Ruiz smiled often during Tuesday night’s 20-minute press conference because his life is still pretty darn good. He’s got a horse farm and helps run a construction company in his native country. He spends a lot of time with his family, including his son Carlos Jr., who was by his side Tuesday. His body has not failed him despite the abuse that comes from the position he played for two decades.
And his mind is full of so many good memories since he started catching in red pinstripes.
Ruiz always recognized his strengths as player. He still understands his limitations.
“I feel great,” he said. “I started catching late so that helped. I played in Panama two years ago and we won the championship and I caught every game.
“They asked me about this year, but I told them my shoes are already hung up.”
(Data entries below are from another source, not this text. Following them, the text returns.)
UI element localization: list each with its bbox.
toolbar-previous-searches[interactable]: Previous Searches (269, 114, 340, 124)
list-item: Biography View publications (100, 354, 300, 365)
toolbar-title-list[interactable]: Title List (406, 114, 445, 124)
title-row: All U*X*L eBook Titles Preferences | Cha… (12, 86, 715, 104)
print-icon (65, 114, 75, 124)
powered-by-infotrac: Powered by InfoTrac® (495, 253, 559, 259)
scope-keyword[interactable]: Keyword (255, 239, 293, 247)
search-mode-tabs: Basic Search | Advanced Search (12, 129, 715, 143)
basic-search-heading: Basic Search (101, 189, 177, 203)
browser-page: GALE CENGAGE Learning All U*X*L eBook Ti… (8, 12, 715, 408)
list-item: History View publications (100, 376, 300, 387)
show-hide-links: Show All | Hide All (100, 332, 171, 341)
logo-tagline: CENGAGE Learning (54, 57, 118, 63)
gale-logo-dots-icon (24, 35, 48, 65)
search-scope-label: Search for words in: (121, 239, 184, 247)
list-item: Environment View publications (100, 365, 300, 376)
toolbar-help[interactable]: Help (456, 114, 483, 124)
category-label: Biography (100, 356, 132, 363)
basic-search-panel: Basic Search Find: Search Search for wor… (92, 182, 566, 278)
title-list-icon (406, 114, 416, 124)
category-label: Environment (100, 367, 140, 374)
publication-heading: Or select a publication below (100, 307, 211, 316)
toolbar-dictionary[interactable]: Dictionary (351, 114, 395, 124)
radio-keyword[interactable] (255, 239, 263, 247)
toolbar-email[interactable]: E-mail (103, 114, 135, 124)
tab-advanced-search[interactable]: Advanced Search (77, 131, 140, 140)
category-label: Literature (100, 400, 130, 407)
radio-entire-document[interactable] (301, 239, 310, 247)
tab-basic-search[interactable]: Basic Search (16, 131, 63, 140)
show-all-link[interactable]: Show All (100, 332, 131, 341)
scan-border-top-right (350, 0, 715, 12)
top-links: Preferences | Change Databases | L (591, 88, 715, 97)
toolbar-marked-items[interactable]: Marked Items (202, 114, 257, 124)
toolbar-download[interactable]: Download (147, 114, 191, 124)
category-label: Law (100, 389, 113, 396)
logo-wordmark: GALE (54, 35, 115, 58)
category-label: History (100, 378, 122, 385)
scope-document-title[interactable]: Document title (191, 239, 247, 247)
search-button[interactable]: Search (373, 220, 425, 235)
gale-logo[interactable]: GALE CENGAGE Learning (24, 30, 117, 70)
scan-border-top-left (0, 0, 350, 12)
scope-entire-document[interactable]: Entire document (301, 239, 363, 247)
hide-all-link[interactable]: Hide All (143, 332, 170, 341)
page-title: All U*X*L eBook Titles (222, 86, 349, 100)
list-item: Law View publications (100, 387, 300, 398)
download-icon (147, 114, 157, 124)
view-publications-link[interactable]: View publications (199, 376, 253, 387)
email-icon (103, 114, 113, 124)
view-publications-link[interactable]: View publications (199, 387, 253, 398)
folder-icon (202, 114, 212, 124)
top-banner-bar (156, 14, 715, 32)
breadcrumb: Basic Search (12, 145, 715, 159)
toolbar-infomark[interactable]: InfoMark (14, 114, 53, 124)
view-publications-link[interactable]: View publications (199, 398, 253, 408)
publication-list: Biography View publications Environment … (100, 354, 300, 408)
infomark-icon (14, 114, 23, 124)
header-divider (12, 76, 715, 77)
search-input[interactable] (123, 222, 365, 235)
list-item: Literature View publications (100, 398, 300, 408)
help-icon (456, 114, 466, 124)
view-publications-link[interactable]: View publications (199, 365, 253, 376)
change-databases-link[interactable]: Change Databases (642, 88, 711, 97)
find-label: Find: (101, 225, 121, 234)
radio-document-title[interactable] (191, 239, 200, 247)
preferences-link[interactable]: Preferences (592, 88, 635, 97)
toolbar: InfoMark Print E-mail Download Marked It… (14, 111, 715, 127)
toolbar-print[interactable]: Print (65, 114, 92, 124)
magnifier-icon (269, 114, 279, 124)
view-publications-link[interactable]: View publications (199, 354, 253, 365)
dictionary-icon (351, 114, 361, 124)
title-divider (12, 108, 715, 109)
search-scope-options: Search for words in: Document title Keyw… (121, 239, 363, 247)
For one more time in rainy Baseballtown, however, Ruiz was in a Reading jersey behind home plate at FirstEnergy Stadium and recognized with an enthusiastically loud Chooch call and Phil Collins’ ‘In the air tonight’ playing in the background.
Charlie Manuel, Phillies manager during the franchise’s most successful period, said it best.
“I always thought Chooch was a better hitter than catcher,” he said during Tuesday’s postgame induction ceremony. “But when he got to the major leagues, he worked hard. Every pitcher on our team, we had some really good ones, got better because of him.”